If, however, the failed subsystem was dominant, a formerly subservient system will immediately be deemed dominant. In that case, the failed dominant subsystem will reboot (step 145) and the new dominant subsystem will load the primary operating system (step 115). After loading the primary operating system, the new dominant subsystem will mirror its data writes to any connected subservient subsystems. If there are no connected subservient subsystems, the new dominant subsystem will continue operating in isolation, and optionally will alert an administrator with a request for assistance.

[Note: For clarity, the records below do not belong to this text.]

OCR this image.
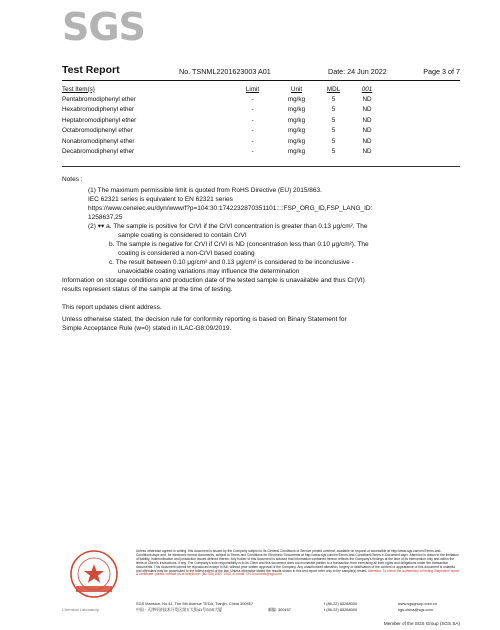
SGS
Test Report	No. TSNML2201623003 A01	Date: 24 Jun 2022	Page 3 of 7
Test Item(s)	Limit	Unit	MDL	001
Pentabromodiphenyl ether	-	mg/kg	5	ND
Hexabromodiphenyl ether	-	mg/kg	5	ND
Heptabromodiphenyl ether	-	mg/kg	5	ND
Octabromodiphenyl ether	-	mg/kg	5	ND
Nonabromodiphenyl ether	-	mg/kg	5	ND
Decabromodiphenyl ether	-	mg/kg	5	ND

Notes :

(1) The maximum permissible limit is quoted from RoHS Directive (EU) 2015/863.

IEC 62321 series is equivalent to EN 62321 series

https://www.cenelec.eu/dyn/www/f?p=104:30:1742232870351101::::FSP_ORG_ID,FSP_LANG_ID:

1258637,25

(2) ▾▾ a. The sample is positive for CrVI if the CrVI concentration is greater than 0.13 μg/cm². The

sample coating is considered to contain CrVI

b. The sample is negative for CrVI if CrVI is ND (concentration less than 0.10 μg/cm²). The

coating is considered a non-CrVI based coating

c. The result between 0.10 μg/cm² and 0.13 μg/cm² is considered to be inconclusive -

unavoidable coating variations may influence the determination

Information on storage conditions and production date of the tested sample is unavailable and thus Cr(VI)

results represent status of the sample at the time of testing.

This report updates client address.

Unless otherwise stated, the decision rule for conformity reporting is based on Binary Statement for

Simple Acceptance Rule (w=0) stated in ILAC-G8:09/2019.

Unless otherwise agreed in writing, this document is issued by the Company subject to its General Conditions of Service printed overleaf, available on request or accessible at http://www.sgs.com/en/Terms-and-Conditions.aspx and, for electronic format documents, subject to Terms and Conditions for Electronic Documents at http://www.sgs.com/en/Terms-and-Conditions/Terms-e-Document.aspx. Attention is drawn to the limitation of liability, indemnification and jurisdiction issues defined therein. Any holder of this document is advised that information contained hereon reflects the Company's findings at the time of its intervention only and within the limits of Client's instructions, if any. The Company's sole responsibility is to its Client and this document does not exonerate parties to a transaction from exercising all their rights and obligations under the transaction documents. This document cannot be reproduced except in full, without prior written approval of the Company. Any unauthorized alteration, forgery or falsification of the content or appearance of this document is unlawful and offenders may be prosecuted to the fullest extent of the law. Unless otherwise stated the results shown in this test report refer only to the sample(s) tested. Attention: To check the authenticity of testing /inspection report & certificate, please contact us at telephone: (86-755) 8307 1443, or email: CN.Doccheck@sgs.com
SGS Mansion, No.41, The 5th Avenue TEDA, Tianjin, China 300457	t (86-22) 65288000	www.sgsgroup.com.cn
中国 · 天津经济技术开发区第五大街41号SGS大厦	邮编: 300457	t (86-22) 65288000	sgs.china@sgs.com
Chemical Laboratory
Member of the SGS Group (SGS SA)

In the event that both subsystems 5, 10 have failed, or if the communications link 55 is down after rebooting (steps 145, 150), typically both systems remain offline until an administrator tends to them. It should be noted that in the scenario where the failed subsystem was dominant, the subservient subsystem, upon becoming dominant, may not necessarily wait for the failed subsystem to come online before loading the primary operating system. In these embodiments, if the failed (previously dominant) subsystem remains offline, and if there are no other subservient subsystems connected to the new dominant subsystem, the new dominant subsystem proceeds to operate without mirroring write operations until the failed subsystem is brought back online.
From the foregoing, it will be appreciated that the systems and methods provided by the invention afford a simple and effective way of mirroring write operations over a network using an embedded operating system. One skilled in the art will realize the invention may be embodied in other specific forms without departing from the spirit or essential characteristics thereof. The foregoing embodiments are therefore to be considered in all respects illustrative rather than limiting of the invention described herein. Scope of the invention is thus indicated by the appended claims, rather than by the foregoing description, and all changes that come within the meaning and range of equivalency of the claims are therefore intended to be embraced therein.